Which is why it is so important for Canadians to know their former two-term, back-to-back-majorities prime minister is not a crook.
Yes, yes, we’re getting to the guts of it now.
No, not quite yet…
Brian Mulroney will then remind us once again that he does not come from a wealthy background like some pampered, Nazi-sympathizing wastrels he could — but won’t — name (take that, Pierre Elliott Trudeau); that he worked his way to the very top of the Iron Ore Company of Canada through good connections and long lunches; that he earned buckets full of money, flew in a company jet and had his own personal chauffeur; that he had to take a whopping cut in pay and circumstance in order to serve his country as prime minister (not that he’s complaining, of course, but those are the facts); that, by the time he left Ottawa after 10 incredibly successful years in office — he won back-to-back majority governments, you may recall, the first time in Canadian history that a Conservative prime minister had achieved such distinction, and he… but he digresses — Brian Mulroney was still a relatively young man with a large and growing family who all needed to be fed, clothed and educated in the finest private schools and universities America had to offer.
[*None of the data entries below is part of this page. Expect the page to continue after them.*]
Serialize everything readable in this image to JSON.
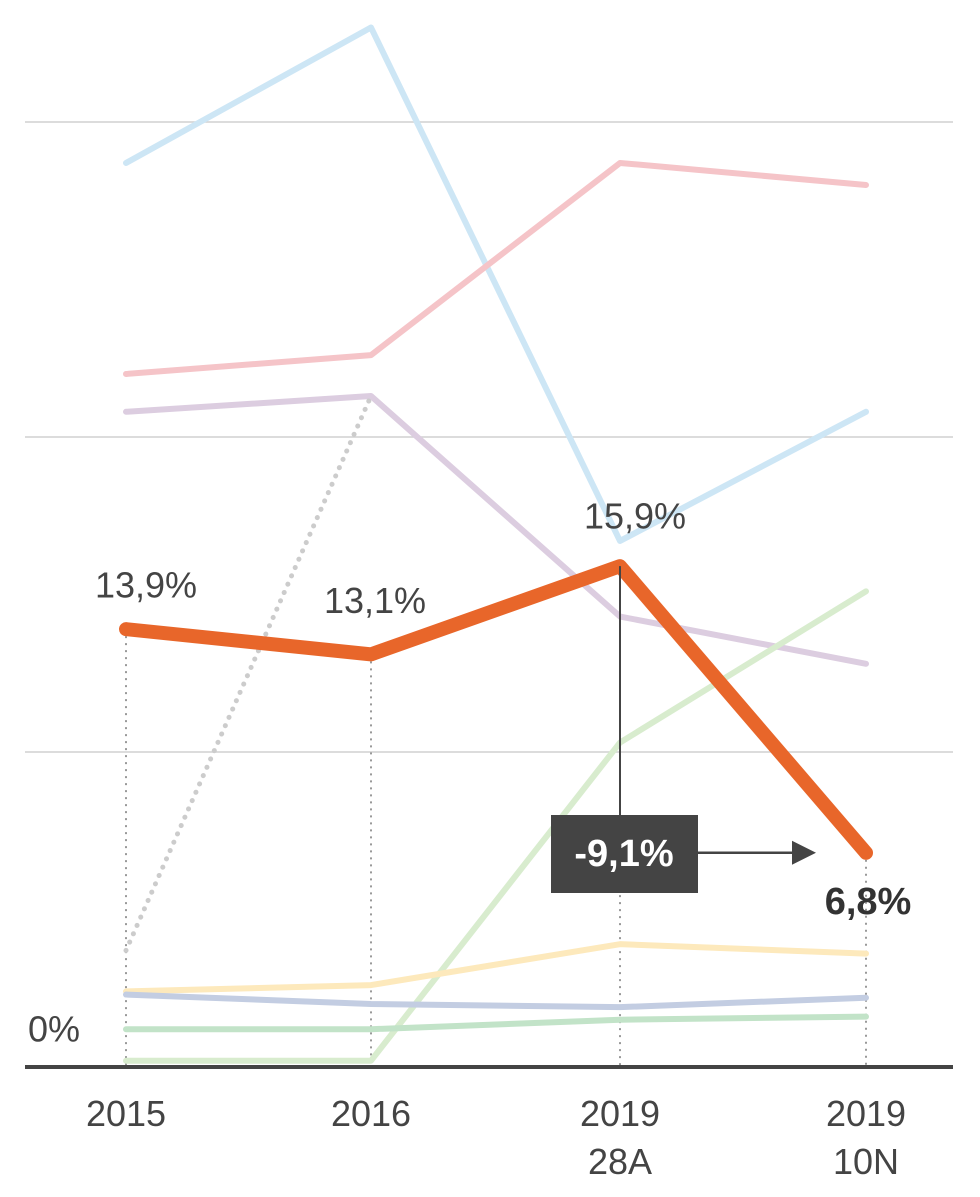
{
  "chart_data": {
    "type": "line",
    "categories": [
      "2015",
      "2016",
      "2019 28A",
      "2019 10N"
    ],
    "ylim": [
      0,
      33
    ],
    "yticks": [
      {
        "value": 0,
        "label": "0%"
      }
    ],
    "grid_lines": [
      10,
      20,
      30
    ],
    "series": [
      {
        "color": "#cde6f5",
        "values": [
          28.7,
          33.0,
          16.7,
          20.8
        ]
      },
      {
        "color": "#f5c4c8",
        "values": [
          22.0,
          22.6,
          28.7,
          28.0
        ]
      },
      {
        "color": "#dccde0",
        "values": [
          20.8,
          21.3,
          14.3,
          12.8
        ]
      },
      {
        "color": "#cccccc",
        "dotted": true,
        "values": [
          3.7,
          21.3,
          null,
          null
        ]
      },
      {
        "color": "#d8ecce",
        "values": [
          0.2,
          0.2,
          10.3,
          15.1
        ]
      },
      {
        "color": "#fde9bc",
        "values": [
          2.4,
          2.6,
          3.9,
          3.6
        ]
      },
      {
        "color": "#c3cde2",
        "values": [
          2.3,
          2.0,
          1.9,
          2.2
        ]
      },
      {
        "color": "#c2e3c8",
        "values": [
          1.2,
          1.2,
          1.5,
          1.6
        ]
      },
      {
        "color": "#e8662a",
        "highlight": true,
        "values": [
          13.9,
          13.1,
          15.9,
          6.8
        ],
        "value_labels": [
          "13,9%",
          "13,1%",
          "15,9%",
          "6,8%"
        ]
      }
    ],
    "annotation": "-9,1%"
  }
}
It was at this traumatic, difficult, uncertain, vulnerable time that the Evil Karlheinz Whatshisname approached him to entice him to serve as his legal representative in a number of totally legitimate future businesses that Schreiber was in the process of cooking up. What businesses? Pasta, maybe… I think he mentioned pasta…
Since Mulroney had no job to go to and no prospects to speak of (other than a gazillion offers of appointments to multinational corporate boards of directors and multi, multi-thousand-dollar invites to share his wisdom with various and sundry well-heeled groups), he reluctantly, hesitantly, warily agreed to take on Schreiber, who he only knew vaguely as a Conservative party supporter to be a client and accept a small retainer from him to represent those legitimate business interests in the future and blah blah blah…
How was he to know that the guy would try to pay him in cash? With money he got for peddling Airbus planes to Air Canada? At secret meetings in hotels. And before he’d even quit his job as a member of parliament.
Mulroney was shocked, of course, but he accepted the envelope so as not to insult the man. And he kept taking envelopes stuffed with cash because… well, that was a terrible mistake. Brian Mulroney knows that now.
It was — it’s mea culpa time — a colossal mistake, the biggest boo boo in his long and distinguished career… Did he mention the back-to-back majority governments?... The important thing is that it really, really was a mistake, an oversight, a goof of the sort anyone might make, and that Brian Mulroney is not now nor ever has been a crook…
Whew…
Listening to Brian Mulroney finesse the facts later today will almost make me long for more of Conrad Black’s brutally arrogant, I-did-it, so-what honesty.
Almost.
Stephen Kimber is the Rogers Communications Chair in Journalism at the University of King's College. His column, Kimber's Nova Scotia, appears in The Sunday Daily News.